Amatriain et al. found that the same user gives substantially different ratings to the same item across sessions, shifting by multiple stars. This noise stems from temporal inconsistency, rater-specific biases, and anchoring effects—making ratings reflect both preference and rating-behavior rather than stable preference alone.
Research shows that frequently-bought-together and co-viewed recommendation networks produce different opinion convergence patterns. The mechanism: each recommender type attracts different audience segments with different prior expectations, shaping both who sees products together and how they rate them.
Research shows recommendation systems operate as political actors: feed weights influence producer behavior, network topology drives opinion convergence, and automation enables targeted persuasion at population scale. These effects compound through rating contamination and selection biases.
Accuracy-optimized models systematically miscalibrate by over-weighting dominant user interests. A post-processing reranking algorithm that enforces calibration constraints can restore proportional representation without retraining the underlying model.

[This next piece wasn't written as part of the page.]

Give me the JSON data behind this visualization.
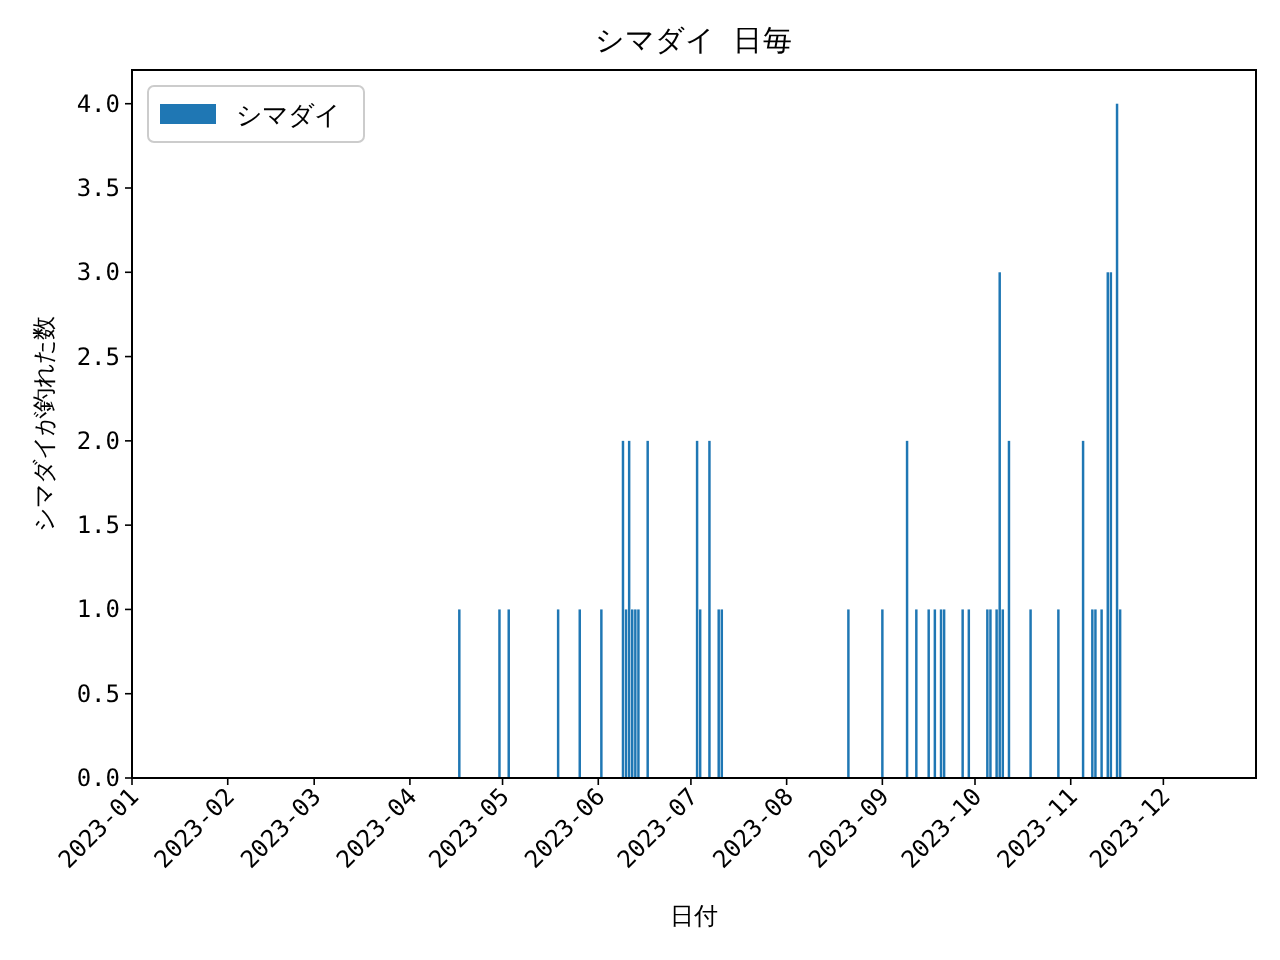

Research shows that when user/item embedding dimensions are too small, recommender systems overfit toward popular items to maximize ranking quality. This compounds over time as niche items receive insufficient exposure, and cannot be fixed post-hoc without treating dimensionality as a fairness hyperparameter.
Social Poisson Factorization uses friends' diverse tastes to recommend items outside users' usual preferences, outperforming methods that pull friends' representations together. Networks add value through influence on anomalous choices, not taste similarity.
AMP-CF separates user representation into latent personas weighted by attention to the candidate item. This candidate-conditional approach improves accuracy by adapting the user representation at prediction time and produces inherent explanations for why items were recommended.
AMP-CF represents each user as multiple latent personas weighted dynamically by candidate item. This makes recommendations both diverse and interpretable—each suggestion traces to the specific persona preference it satisfies—without requiring post-hoc reranking.